Rank Name # First game Last game
1. Cal Ripken, Jr. 2632 May 30, 1982 September 19, 1998
2. Lou Gehrig 2130 June 1, 1925 April 30, 1939
3. Everett Scott 1307 June 20, 1916 May 5, 1925
4. Steve Garvey 1207 September 3, 1975 July 29, 1983
5. Miguel Tejada 1152 June 2, 2000 June 21, 2007
6. Billy Williams 1117 September 22, 1963 September 2, 1970
7. Joe Sewell 1103 September 13, 1922 April 30, 1930
8. Stan Musial 895 April 15, 1952 August 22, 1957
9. Eddie Yost 829 August 30, 1949 May 11, 1955
10. Gus Suhr 822 September 11, 1931 June 4, 1937
11. Nellie Fox 798 August 7, 1955 September 3, 1960
12. Pete Rose 745 September 1, 1978 August 23, 1983
13. Dale Murphy 740 September 26, 1981 July 8, 1986
14. Richie Ashburn 730 June 7, 1950 September 26, 1954
15. Ernie Banks 717 August 26, 1956 June 22, 1961


  • Hideki Matsui, although not in one league, assembled a consecutive games streak of 1,769 games combined between the Japanese league Yomiuri Giants and the Major league New York Yankees, playing 519 games consecutively in the majors. The entire streak stretched from August 22, 1993-May 11, 2006.
  • Ripken says that the closest he ever came to not playing during his streak was the day after he twisted his knee during a bench-clearing brawl against the Seattle Mariners in June 1993. From June 5, 1982 to September 14, 1987, Ripken played 8,243 consecutive innings, which is believed to be a record, although not one that is officially kept by MLB. Ripken himself made the decision not to play on September 20, 1998, the Orioles' last home game of the season. Rookie Ryan Minor played third base for Ripken in a 5-4 loss to the Yankees.
  • Lou Gehrig's streak started as a pinch-hitter. The next day he started at first base in place of slumping Wally Pipp (contrary to legend, Pipp did not have a headache), and stayed there for fourteen years.

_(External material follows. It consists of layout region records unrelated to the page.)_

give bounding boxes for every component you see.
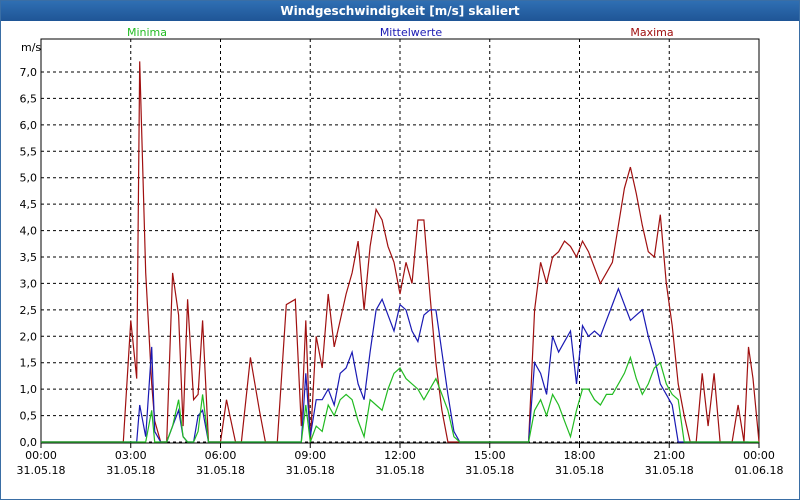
x-tick-date: 31.05.18 bbox=[465, 464, 514, 477]
x-tick-date: 31.05.18 bbox=[196, 464, 245, 477]
y-tick-label: 2,5 bbox=[20, 304, 38, 317]
x-tick-time: 21:00 bbox=[653, 449, 685, 462]
y-tick-label: 2,0 bbox=[20, 330, 38, 343]
window-title: Windgeschwindigkeit [m/s] skaliert bbox=[1, 1, 799, 21]
line-chart: 0,0 0,5 1,0 1,5 2,0 2,5 3,0 3,5 4,0 4,5 5,0 5,5 6,0 6… bbox=[17, 26, 784, 477]
y-tick-label: 3,5 bbox=[20, 251, 38, 264]
y-tick-label: 0,0 bbox=[20, 436, 38, 449]
x-tick-time: 06:00 bbox=[205, 449, 237, 462]
x-tick-date: 31.05.18 bbox=[645, 464, 694, 477]
y-axis-ticks: 0,0 0,5 1,0 1,5 2,0 2,5 3,0 3,5 4,0 4,5 5,0 5,5 6,0 6… bbox=[20, 66, 38, 449]
y-tick-label: 0,5 bbox=[20, 410, 38, 423]
x-tick-time: 15:00 bbox=[474, 449, 506, 462]
legend-mittelwerte: Mittelwerte bbox=[380, 26, 443, 39]
x-tick-date: 01.06.18 bbox=[735, 464, 784, 477]
x-tick-time: 00:00 bbox=[25, 449, 57, 462]
x-tick-time: 03:00 bbox=[115, 449, 147, 462]
x-tick-time: 00:00 bbox=[743, 449, 775, 462]
x-axis-ticks: 00:00 31.05.18 03:00 31.05.18 06:00 31.05.18 0… bbox=[17, 443, 784, 477]
y-tick-label: 4,5 bbox=[20, 198, 38, 211]
y-axis-label: m/s bbox=[21, 41, 41, 54]
y-tick-label: 5,5 bbox=[20, 145, 38, 158]
x-tick-date: 31.05.18 bbox=[17, 464, 66, 477]
x-tick-time: 09:00 bbox=[294, 449, 326, 462]
x-tick-date: 31.05.18 bbox=[286, 464, 335, 477]
y-tick-label: 6,5 bbox=[20, 92, 38, 105]
x-tick-date: 31.05.18 bbox=[376, 464, 425, 477]
y-tick-label: 4,0 bbox=[20, 225, 38, 238]
y-tick-label: 1,0 bbox=[20, 383, 38, 396]
y-tick-label: 5,0 bbox=[20, 172, 38, 185]
legend-maxima: Maxima bbox=[630, 26, 673, 39]
y-tick-label: 1,5 bbox=[20, 357, 38, 370]
x-tick-time: 12:00 bbox=[384, 449, 416, 462]
y-tick-label: 3,0 bbox=[20, 277, 38, 290]
x-tick-date: 31.05.18 bbox=[555, 464, 604, 477]
y-tick-label: 7,0 bbox=[20, 66, 38, 79]
x-tick-time: 18:00 bbox=[564, 449, 596, 462]
legend-minima: Minima bbox=[127, 26, 167, 39]
chart-window: Windgeschwindigkeit [m/s] skaliert 0,0 0,… bbox=[0, 0, 800, 500]
y-tick-label: 6,0 bbox=[20, 119, 38, 132]
x-tick-date: 31.05.18 bbox=[106, 464, 155, 477]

  • On July 14, 1934, Gehrig, suffering from an attack of lumbago, was listed in the Yankee lineup at shortstop. He batted in the top of the first inning to preserve the streak, singled, and was promptly removed from the game.
  • Gehrig's streak was ended by amyotrophic lateral sclerosis, the disease that would take his life. His physical abilities rapidly declining, Gehrig told manager Joe McCarthy to take him out of the lineup on May 2, 1939. He never played again, dying in 1941.
  • Garvey's all-time National League record is less than half the length of Ripken's. His streak was ended when he broke his thumb in a home plate collision against the Atlanta Braves.
  • Tejada's streak is active. It had reached 1,080 games as of the end of the 2006 season. The streak ended at 1152 consecutive games on June 21, 2007 (broke wrist day before) when he had 1 plate appearance.
  • Gehrig, Williams, Sewell, Musial, Fox, Ashburn, Ripken and Banks are members of the Baseball Hall of Fame.
  • Despite the shortstop position carrying a relatively higher risk of injury, there is a disproportionate number of shortstops on the list: Ripken, Scott, Sewell, Tejada, and Banks.
  • MLB's rule 10.24(c), defining consecutive game streaks, is as follows: "A consecutive game playing streak shall be extended if the player plays one half inning on defense, or if he completes a time at bat by reaching base or being put out. A pinch running appearance only shall not extend the streak. If a player is ejected from a game by an umpire before he can comply with the requirements of this rule, his streak shall continue." A common sense exemption was made for Hideki Matsui when he broke his wrist in the first inning because he suffered a certifiable injury rather than simply making a bogus attempt to extend the streak.